Un autodidacte visionnaire présenté au musée de l’Orangerie
Longtemps réduit à son surnom de « Douanier », Henri Rousseau (1844–1910) reçoit enfin l’exposition parisienne à la hauteur de son ambition. Jusqu’au 20 juillet 2026, le musée de l’Orangerie consacre une grande rétrospective monographique à ce peintre singulier, figure fondatrice de l’art naïf et précurseur inattendu de la modernité.
Vous pouvez découvrir ses influences, ses thématiques et les lieux de conservation de ses œuvres ici https://peintres.grains-de-culture.fr/artist/Q156386 et avoir un aperçu de ses créations ici https://galeries.grains-de-culture.fr/index.php?/category/644.
Fonctionnaire à l’octroi de la ville de Paris pendant vingt-deux ans, Rousseau peint d’abord à ses heures perdues avant de se consacrer pleinement à son art à l’âge de 49 ans. Autodidacte revendiqué — « seul, sans autre maître que la nature », écrit-il en 1895 —, il s’impose pourtant avec méthode sur la scène artistique : il expose régulièrement au Salon des Indépendants dès 1886, répond à des commandes publiques, et fréquente assidûment le Louvre pour affiner sa technique. Loin du naïf attendrissant que la légende a fabriqué, c’est un peintre stratège et obstiné que l’exposition révèle.

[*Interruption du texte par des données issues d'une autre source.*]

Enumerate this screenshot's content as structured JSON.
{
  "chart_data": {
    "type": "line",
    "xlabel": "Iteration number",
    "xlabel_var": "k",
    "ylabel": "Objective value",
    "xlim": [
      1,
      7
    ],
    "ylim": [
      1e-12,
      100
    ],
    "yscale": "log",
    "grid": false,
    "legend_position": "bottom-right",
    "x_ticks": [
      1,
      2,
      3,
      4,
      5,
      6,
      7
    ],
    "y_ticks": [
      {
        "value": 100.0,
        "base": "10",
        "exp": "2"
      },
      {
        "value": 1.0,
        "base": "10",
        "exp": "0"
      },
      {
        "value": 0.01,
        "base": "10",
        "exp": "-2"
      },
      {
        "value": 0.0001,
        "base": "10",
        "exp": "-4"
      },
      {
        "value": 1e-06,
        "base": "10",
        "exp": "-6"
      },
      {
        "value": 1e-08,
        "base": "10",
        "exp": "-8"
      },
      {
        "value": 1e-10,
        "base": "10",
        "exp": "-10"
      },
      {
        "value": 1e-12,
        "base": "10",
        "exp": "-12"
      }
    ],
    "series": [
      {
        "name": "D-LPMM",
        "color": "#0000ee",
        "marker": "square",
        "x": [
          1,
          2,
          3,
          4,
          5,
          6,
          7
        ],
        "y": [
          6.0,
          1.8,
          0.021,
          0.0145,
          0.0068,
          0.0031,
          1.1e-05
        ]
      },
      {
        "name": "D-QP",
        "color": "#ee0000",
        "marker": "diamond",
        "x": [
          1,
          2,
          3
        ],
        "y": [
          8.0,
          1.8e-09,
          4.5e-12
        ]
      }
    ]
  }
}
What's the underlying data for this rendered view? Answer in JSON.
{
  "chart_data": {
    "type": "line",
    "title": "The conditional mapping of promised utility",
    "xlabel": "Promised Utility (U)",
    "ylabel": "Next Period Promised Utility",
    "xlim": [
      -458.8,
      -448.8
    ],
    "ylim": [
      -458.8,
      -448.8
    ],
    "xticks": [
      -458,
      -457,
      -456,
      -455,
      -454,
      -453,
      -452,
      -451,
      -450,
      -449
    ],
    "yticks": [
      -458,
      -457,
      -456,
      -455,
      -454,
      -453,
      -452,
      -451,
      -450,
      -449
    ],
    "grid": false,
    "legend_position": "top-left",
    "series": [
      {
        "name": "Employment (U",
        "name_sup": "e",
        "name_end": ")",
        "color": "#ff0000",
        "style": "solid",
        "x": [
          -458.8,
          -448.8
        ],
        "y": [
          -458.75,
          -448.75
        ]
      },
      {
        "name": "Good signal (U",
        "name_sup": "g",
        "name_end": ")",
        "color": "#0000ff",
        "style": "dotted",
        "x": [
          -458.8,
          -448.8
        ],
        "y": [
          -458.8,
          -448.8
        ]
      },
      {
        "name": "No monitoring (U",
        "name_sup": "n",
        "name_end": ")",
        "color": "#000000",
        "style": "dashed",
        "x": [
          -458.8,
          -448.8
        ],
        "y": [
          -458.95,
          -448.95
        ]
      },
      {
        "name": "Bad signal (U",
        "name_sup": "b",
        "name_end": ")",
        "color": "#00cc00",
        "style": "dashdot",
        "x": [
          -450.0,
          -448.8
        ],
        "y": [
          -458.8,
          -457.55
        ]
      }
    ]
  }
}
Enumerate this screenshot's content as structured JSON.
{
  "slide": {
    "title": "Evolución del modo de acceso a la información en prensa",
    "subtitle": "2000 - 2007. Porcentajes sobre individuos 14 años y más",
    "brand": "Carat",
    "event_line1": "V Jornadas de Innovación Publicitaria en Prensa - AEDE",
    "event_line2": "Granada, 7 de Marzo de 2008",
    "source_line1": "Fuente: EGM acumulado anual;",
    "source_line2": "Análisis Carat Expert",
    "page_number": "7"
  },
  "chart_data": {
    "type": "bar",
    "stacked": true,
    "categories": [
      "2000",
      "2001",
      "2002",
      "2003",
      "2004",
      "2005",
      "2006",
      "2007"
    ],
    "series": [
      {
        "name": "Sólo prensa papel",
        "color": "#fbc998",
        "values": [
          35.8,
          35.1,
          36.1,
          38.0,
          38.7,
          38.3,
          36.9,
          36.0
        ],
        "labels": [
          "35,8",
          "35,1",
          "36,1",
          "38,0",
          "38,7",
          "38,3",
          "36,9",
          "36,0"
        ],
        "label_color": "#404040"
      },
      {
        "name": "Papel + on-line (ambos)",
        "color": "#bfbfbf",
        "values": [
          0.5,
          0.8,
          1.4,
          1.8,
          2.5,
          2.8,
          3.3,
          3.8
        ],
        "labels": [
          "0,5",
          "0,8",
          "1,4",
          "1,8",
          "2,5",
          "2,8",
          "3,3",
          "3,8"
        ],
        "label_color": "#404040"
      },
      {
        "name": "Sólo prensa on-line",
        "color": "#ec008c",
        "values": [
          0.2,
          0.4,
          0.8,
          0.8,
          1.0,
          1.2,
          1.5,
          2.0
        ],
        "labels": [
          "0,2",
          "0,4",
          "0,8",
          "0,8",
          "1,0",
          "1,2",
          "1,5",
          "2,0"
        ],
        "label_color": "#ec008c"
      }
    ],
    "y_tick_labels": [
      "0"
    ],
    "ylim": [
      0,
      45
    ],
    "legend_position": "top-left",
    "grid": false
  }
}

Coproduite avec la Fondation Barnes de Philadelphie — dans une collaboration historique rendue possible par le récent changement de statut de la Fondation, qui lui permet désormais de prêter ses collections —, l’exposition réunit pour la première fois les deux plus importants corpus de Rousseau au monde. Le lien entre les deux institutions n’est pas anodin : Paul Guillaume, dont la collection constitue le cœur du musée de l’Orangerie, fut l’intermédiaire d’Albert Barnes pour l’acquisition de ses dix-huit toiles du peintre, en possédant lui-même jusqu’à une cinquantaine.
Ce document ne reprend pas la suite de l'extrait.